Suzuki SJ30 menggunakan setengah pintu, tanpa rangka dan tanpa pintu kaca. Pintu pada mobil kanvas ini memiliki tanda pintu berbentuk segitiga dengan bendera standar. Dilengkapi dengan knalpot Taniguchi. “Untuk part seperti kaki-kaki, lampu, baut, semuanya ada nomor partnya, yang tidak hanya kita lakukan di sini. Dulu tipe ban pas, dulu Bridgestone, tapi sekarang tidak lagi. Kami menggunakan ban merek MRL,” kata Damar. “Semua part didatangkan dari Jepang dan Belanda. Untuk bodi, kap mesin, gril masih ada beberapa di Indonesia. Tapi untuk bemper, velg, struts, side oil pan, piston, import,” lanjutnya.

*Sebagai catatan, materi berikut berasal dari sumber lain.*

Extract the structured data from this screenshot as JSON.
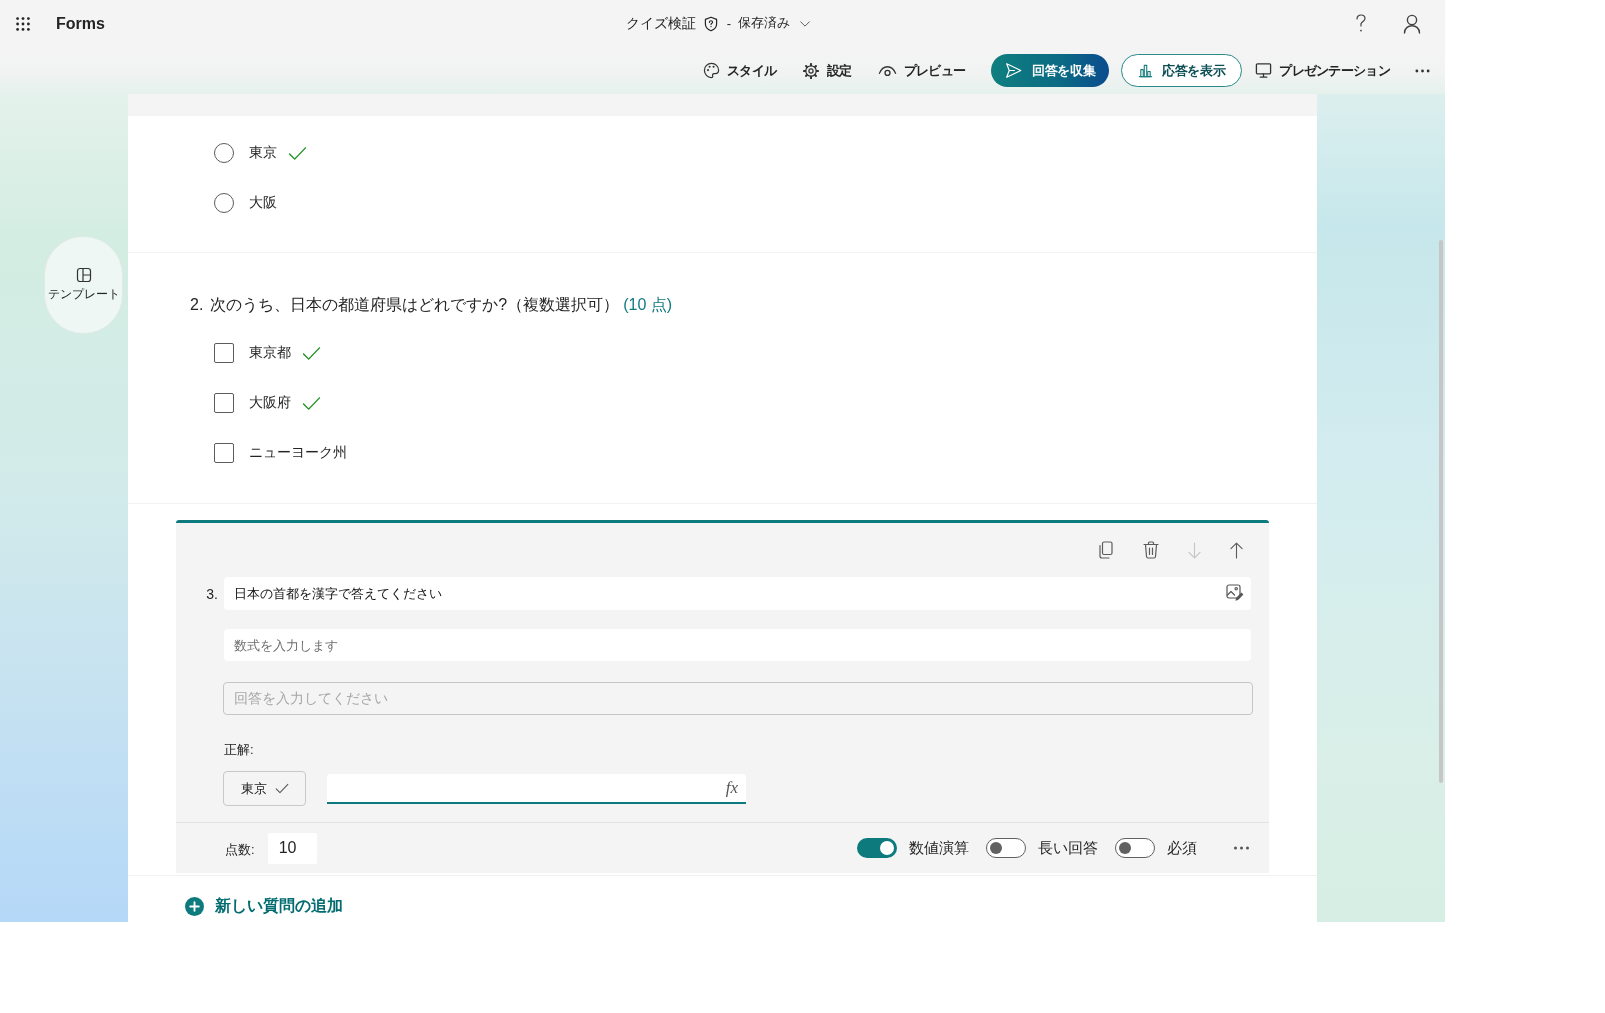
{
  "app_bar": {
    "app_name": "Forms",
    "form_title": "クイズ検証",
    "separator": "-",
    "save_status": "保存済み"
  },
  "toolbar": {
    "style": "スタイル",
    "settings": "設定",
    "preview": "プレビュー",
    "collect": "回答を収集",
    "responses": "応答を表示",
    "present": "プレゼンテーション"
  },
  "side_panel": {
    "template_button": "テンプレート"
  },
  "questions": [
    {
      "kind": "single_choice",
      "options": [
        {
          "label": "東京",
          "checked": false,
          "correct": true
        },
        {
          "label": "大阪",
          "checked": false,
          "correct": false
        }
      ]
    },
    {
      "kind": "multiple_choice",
      "number": "2.",
      "title": "次のうち、日本の都道府県はどれですか?（複数選択可）",
      "points": "(10 点)",
      "options": [
        {
          "label": "東京都",
          "checked": false,
          "correct": true
        },
        {
          "label": "大阪府",
          "checked": false,
          "correct": true
        },
        {
          "label": "ニューヨーク州",
          "checked": false,
          "correct": false
        }
      ]
    },
    {
      "kind": "editor",
      "number": "3.",
      "actions": [
        {
          "kind": "copy",
          "disabled": false
        },
        {
          "kind": "delete",
          "disabled": false
        },
        {
          "kind": "move_down",
          "disabled": true
        },
        {
          "kind": "move_up",
          "disabled": false
        }
      ],
      "title": "日本の首都を漢字で答えてください",
      "formula_placeholder": "数式を入力します",
      "answer_placeholder": "回答を入力してください",
      "correct_label": "正解:",
      "correct_answers": [
        "東京"
      ],
      "formula_button": "fx",
      "points_label": "点数:",
      "points": "10",
      "toggles": [
        {
          "label": "数値演算",
          "on": true
        },
        {
          "label": "長い回答",
          "on": false
        },
        {
          "label": "必須",
          "on": false
        }
      ]
    }
  ],
  "add_question": "新しい質問の追加"
}
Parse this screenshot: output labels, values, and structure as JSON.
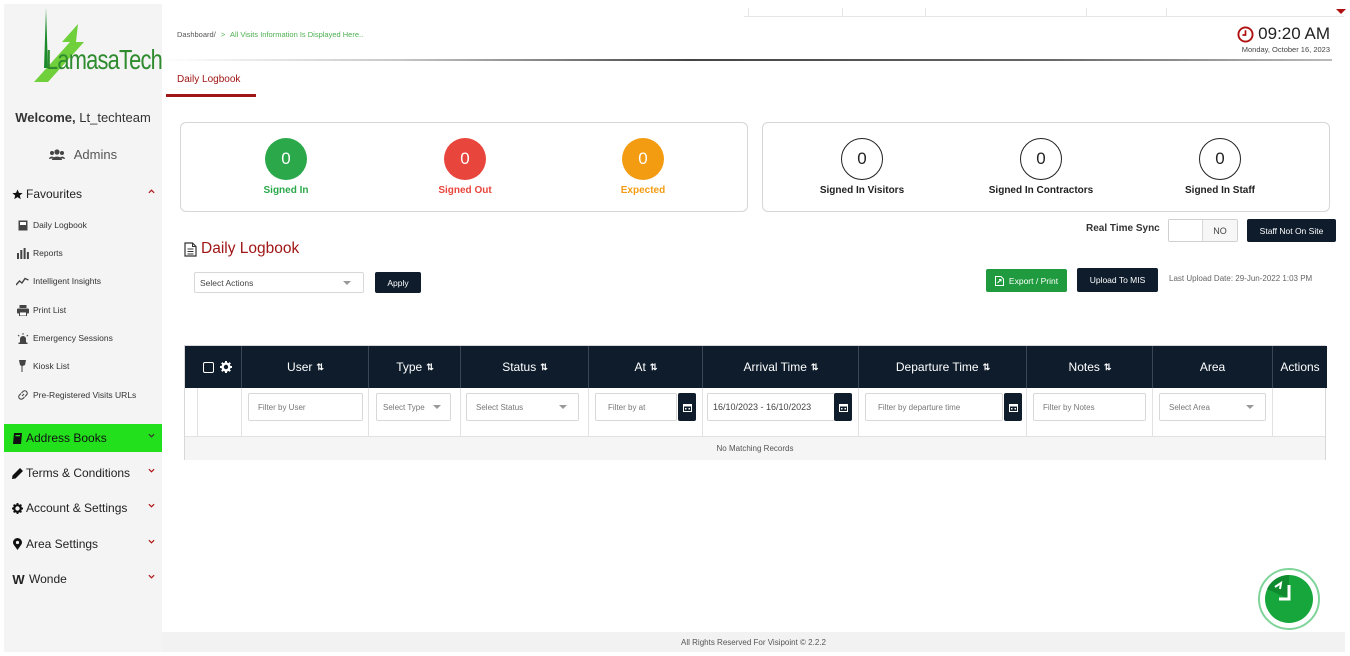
{
  "sidebar": {
    "logo_text": "LamasaTech",
    "welcome_prefix": "Welcome,",
    "welcome_user": "Lt_techteam",
    "role": "Admins",
    "favourites_label": "Favourites",
    "favourites_items": [
      {
        "label": "Daily Logbook",
        "icon": "book-icon"
      },
      {
        "label": "Reports",
        "icon": "bar-chart-icon"
      },
      {
        "label": "Intelligent Insights",
        "icon": "line-chart-icon"
      },
      {
        "label": "Print List",
        "icon": "printer-icon"
      },
      {
        "label": "Emergency Sessions",
        "icon": "alarm-icon"
      },
      {
        "label": "Kiosk List",
        "icon": "kiosk-icon"
      },
      {
        "label": "Pre-Registered Visits URLs",
        "icon": "link-icon"
      }
    ],
    "groups": [
      {
        "label": "Address Books",
        "icon": "book-icon",
        "active": true
      },
      {
        "label": "Terms & Conditions",
        "icon": "pencil-icon"
      },
      {
        "label": "Account & Settings",
        "icon": "gear-icon"
      },
      {
        "label": "Area Settings",
        "icon": "map-marker-icon"
      },
      {
        "label": "Wonde",
        "icon": "wonde-w-icon"
      }
    ]
  },
  "header": {
    "breadcrumb_root": "Dashboard/",
    "breadcrumb_sep": ">",
    "breadcrumb_current": "All Visits Information Is Displayed Here..",
    "time": "09:20 AM",
    "date": "Monday, October 16, 2023"
  },
  "tabs": [
    {
      "label": "Daily Logbook",
      "active": true
    }
  ],
  "stats_left": [
    {
      "value": "0",
      "label": "Signed In",
      "color": "#2aa84a"
    },
    {
      "value": "0",
      "label": "Signed Out",
      "color": "#e8453c"
    },
    {
      "value": "0",
      "label": "Expected",
      "color": "#f39c12"
    }
  ],
  "stats_right": [
    {
      "value": "0",
      "label": "Signed In Visitors"
    },
    {
      "value": "0",
      "label": "Signed In Contractors"
    },
    {
      "value": "0",
      "label": "Signed In Staff"
    }
  ],
  "logbook": {
    "title": "Daily Logbook",
    "real_time_sync_label": "Real Time Sync",
    "toggle_value": "NO",
    "staff_not_on_site_label": "Staff Not On Site",
    "select_actions_placeholder": "Select Actions",
    "apply_label": "Apply",
    "export_label": "Export / Print",
    "upload_label": "Upload To MIS",
    "last_upload": "Last Upload Date: 29-Jun-2022 1:03 PM"
  },
  "table": {
    "columns": [
      "User",
      "Type",
      "Status",
      "At",
      "Arrival Time",
      "Departure Time",
      "Notes",
      "Area",
      "Actions"
    ],
    "sort_glyph": "⇅",
    "filters": {
      "user": "Filter by User",
      "type": "Select Type",
      "status": "Select Status",
      "at": "Filter by at",
      "arrival": "16/10/2023 - 16/10/2023",
      "departure": "Filter by departure time",
      "notes": "Filter by Notes",
      "area": "Select Area"
    },
    "empty_message": "No Matching Records"
  },
  "footer": {
    "text": "All Rights Reserved For Visipoint © 2.2.2"
  },
  "colors": {
    "accent_red": "#a01616",
    "navy": "#0e1c2c",
    "active_green": "#22e01c"
  }
}
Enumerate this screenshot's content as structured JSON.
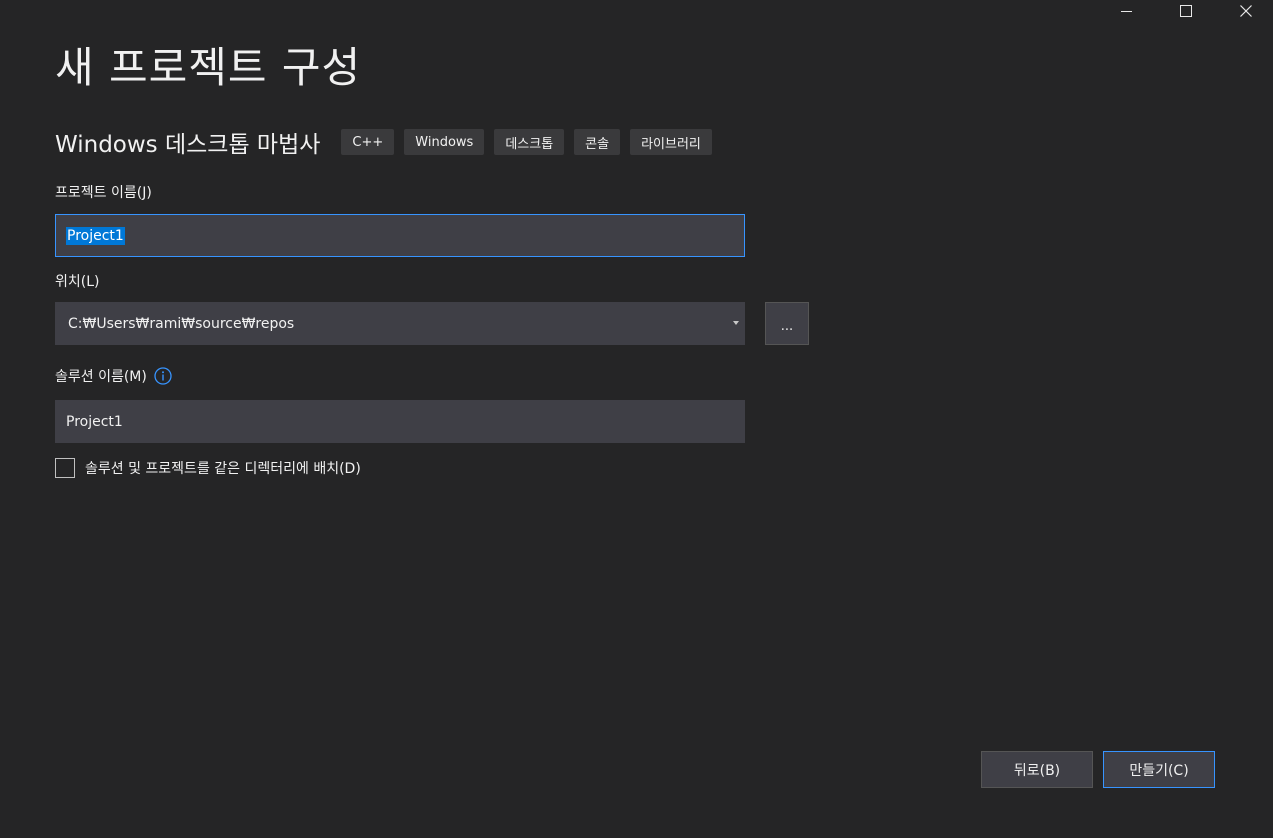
{
  "window_controls": {
    "minimize": "minimize-icon",
    "maximize": "maximize-icon",
    "close": "close-icon"
  },
  "page": {
    "title": "새 프로젝트 구성"
  },
  "template": {
    "name": "Windows 데스크톱 마법사",
    "tags": [
      "C++",
      "Windows",
      "데스크톱",
      "콘솔",
      "라이브러리"
    ]
  },
  "project_name": {
    "label": "프로젝트 이름(J)",
    "value": "Project1"
  },
  "location": {
    "label": "위치(L)",
    "value": "C:₩Users₩rami₩source₩repos",
    "browse_label": "..."
  },
  "solution_name": {
    "label": "솔루션 이름(M)",
    "value": "Project1",
    "info_icon": "info-icon"
  },
  "same_directory": {
    "label": "솔루션 및 프로젝트를 같은 디렉터리에 배치(D)",
    "checked": false
  },
  "footer": {
    "back_label": "뒤로(B)",
    "create_label": "만들기(C)"
  },
  "colors": {
    "background": "#252526",
    "input_background": "#3f3f46",
    "accent": "#3794ff",
    "selection": "#0078d7"
  }
}
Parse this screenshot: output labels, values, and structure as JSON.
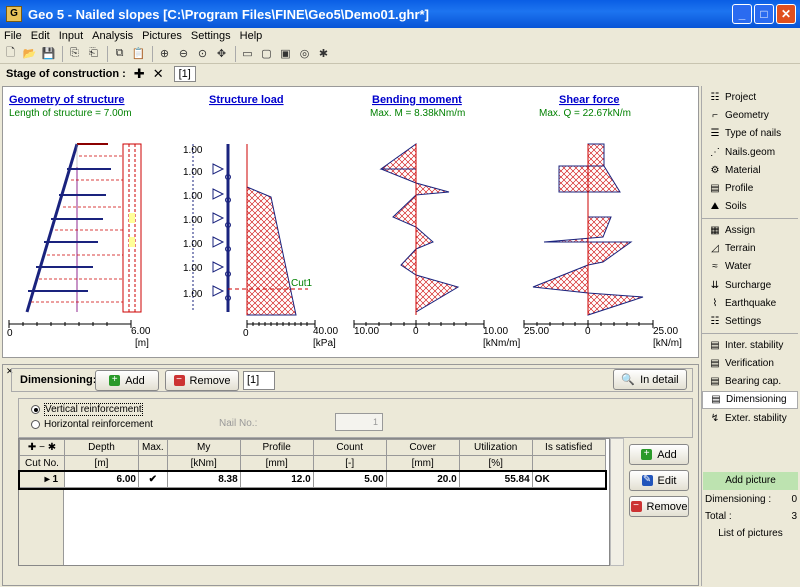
{
  "window": {
    "title": "Geo 5 - Nailed slopes [C:\\Program Files\\FINE\\Geo5\\Demo01.ghr*]"
  },
  "menu": [
    "File",
    "Edit",
    "Input",
    "Analysis",
    "Pictures",
    "Settings",
    "Help"
  ],
  "stage": {
    "label": "Stage of construction :",
    "tab": "[1]"
  },
  "charts": {
    "geometry": {
      "title": "Geometry of structure",
      "subtitle": "Length of structure = 7.00m",
      "axis_start": "0",
      "axis_end": "6.00",
      "unit": "[m]"
    },
    "load": {
      "title": "Structure load",
      "cut_label": "Cut1",
      "axis_start": "0",
      "axis_end": "40.00",
      "unit": "[kPa]",
      "tick_label": "1.00"
    },
    "moment": {
      "title": "Bending moment",
      "subtitle": "Max. M = 8.38kNm/m",
      "axis_start": "10.00",
      "axis_mid": "0",
      "axis_end": "10.00",
      "unit": "[kNm/m]"
    },
    "shear": {
      "title": "Shear force",
      "subtitle": "Max. Q = 22.67kN/m",
      "axis_start": "25.00",
      "axis_mid": "0",
      "axis_end": "25.00",
      "unit": "[kN/m]"
    }
  },
  "dimensioning": {
    "label": "Dimensioning:",
    "add": "Add",
    "remove": "Remove",
    "tab": "[1]",
    "in_detail": "In detail",
    "radio_vertical": "Vertical reinforcement",
    "radio_horizontal": "Horizontal reinforcement",
    "nail_no_label": "Nail No.:",
    "nail_no_value": "1"
  },
  "table": {
    "headers": [
      "Cut No.",
      "Depth",
      "Max.",
      "My",
      "Profile",
      "Count",
      "Cover",
      "Utilization",
      "Is satisfied"
    ],
    "units": [
      "",
      "[m]",
      "",
      "[kNm]",
      "[mm]",
      "[-]",
      "[mm]",
      "[%]",
      ""
    ],
    "rows": [
      {
        "cut": "1",
        "depth": "6.00",
        "max": "✔",
        "my": "8.38",
        "profile": "12.0",
        "count": "5.00",
        "cover": "20.0",
        "util": "55.84",
        "ok": "OK"
      }
    ]
  },
  "side_buttons": {
    "add": "Add",
    "edit": "Edit",
    "remove": "Remove"
  },
  "sidebar": {
    "items": [
      "Project",
      "Geometry",
      "Type of nails",
      "Nails.geom",
      "Material",
      "Profile",
      "Soils",
      "Assign",
      "Terrain",
      "Water",
      "Surcharge",
      "Earthquake",
      "Settings",
      "Inter. stability",
      "Verification",
      "Bearing cap.",
      "Dimensioning",
      "Exter. stability"
    ],
    "add_picture": "Add picture",
    "dim_count_label": "Dimensioning :",
    "dim_count": "0",
    "total_label": "Total :",
    "total": "3",
    "list_pictures": "List of pictures"
  },
  "colors": {
    "title_blue": "#0000cc",
    "subtitle_green": "#008000",
    "hatch": "#cc0000"
  }
}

Lalu untuk interior terlihat bagus di bagian stok seperti jok SJ30. Setir dan dashboard juga terlihat sangat mirip dengan stok SJ30. Menariknya, mobil ini menggunakan mesin 3 silinder 2 tak berkapasitas 539 cc dan mampu menghasilkan tenaga 28 hp dan torsi 52 Nm.

Baca Juga:  Masalahnya Tampaknya Ada Pada Sensasi Dan Suara Setir Mobil

“Membuat mobil ini memakan waktu 9 bulan, semua suku cadang didatangkan dari Jepang dan Belanda. Untuk urusan kap mesin, gril, dan Indonesia masih ada beberapa. Tapi untuk bemper, velg, struts, pan, piston, import,” kata Damar. Adapun pembangunan mobil ini membutuhkan waktu 9 bulan dengan biaya sekitar Rp. 400 juta.